It seems like everyone has time-traveled except me. From Dr. Who to Doc Brown, folks have been traipsing the timeline since H.G. Wells wrote about the Time Traveler’s adventures in 1895.

More often than not, the journeys to the past and future have ended in disaster. My theory is that people of the Sherman and Mr. Peabody persuasion have used their WABAK machines or Tardises or souped-up DeLoreans incorrectly.

Rookie mistake, of course. The basic time-traveling error of trying to bite off more than they can chew. That’s why the Star Trek universe has the Prime Directive, which prohibits Starfleet personnel and spacecraft from interfering in the normal development of any society, and mandates that any Starfleet vessel or crew member is expendable to prevent violation of this rule.

Hence the reason plans like the one to kill an infant Hitler always fail. The trick is to make your changes small. Forget the Butterfly Effect. My suggestions for profiting from Time Travel are microscopically subtle. Please allow me to give you a few tips.

Sure, investing in Apple or Amazon before they went global would be easy, but also obvious. Might I suggest traveling back to the 1960s and becoming a Zither salesman.
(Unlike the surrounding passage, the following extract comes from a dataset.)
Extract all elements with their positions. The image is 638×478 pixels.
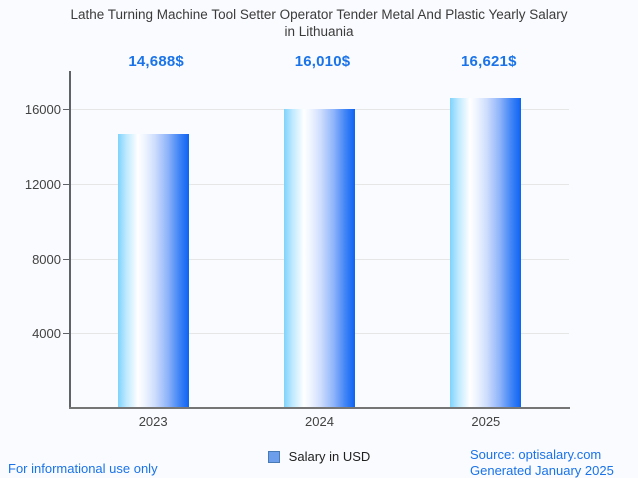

There wasn’t a movie or television show that did not make use of this bizarre musical instrument. A small fortune to be had without interrupting the timeline.

If you are not of the musical persuasion, perhaps you would be interested in being a parchment purveyor in the time of Gutenberg. Or paper. Or lambskin. The point being, having a printing press is useless if there is nothing on which to print. Fill the void, fill your pockets, and temporal continuity is none the wiser.

If you are a fan of post-Watergate 1970s, here is a thought. Purchase a quarry. The “It” fad for the time was the Pet Rock (literally a rock in a box), or the obligatory rip-off, the Rock Concert (a stack of pebbles mounted on a larger rock). Don’t want to be saddled with a rock farm? Fine. Pick up what you need off the highway and start a roadside stand. Wherever the wind takes you.

A variation of the quarry plan would be to barter round rocks (or “wheels,” in today’s vernacular) to Cro-Magnons. The only issue would be calculating the exchange rate for animal pelts and dinosaur teeth in today’s economy.

Sure, you might be (rightly so) concerned about the ethics of jumping through the timestream for personal gain. Allow me to Introduce the “Star Trek IV” defense. Trapped in the past while trying to save the future, USS Enterprise doctor Leonard “Bones” McCoy and engineer Montgomery “Scotty” Scott approached a manufacturer and gave him the formula for Transparent Aluminum in exchange for material they needed to save future Earth.

In a side conversation, McCoy asks Scotty if giving the manufacturer the secret to transparent aluminum would affect the timeline, to which Scotty replies, “For all we know, this is the man who invented Transparent Aluminum in the first place.” Problem solved!

A bigger consideration to, ummm, consider: There are easier, more subtle ways to pad your pockets without altering the timeline. After all, what good is making a fortune in the past if it affects your family’s lineage? There might be no present (or future) you to rake in the dough.

Perhaps it is better to stay in the present and like it. After all, you might accidentally alter the past and become a bald, overweight neurotic. Oops.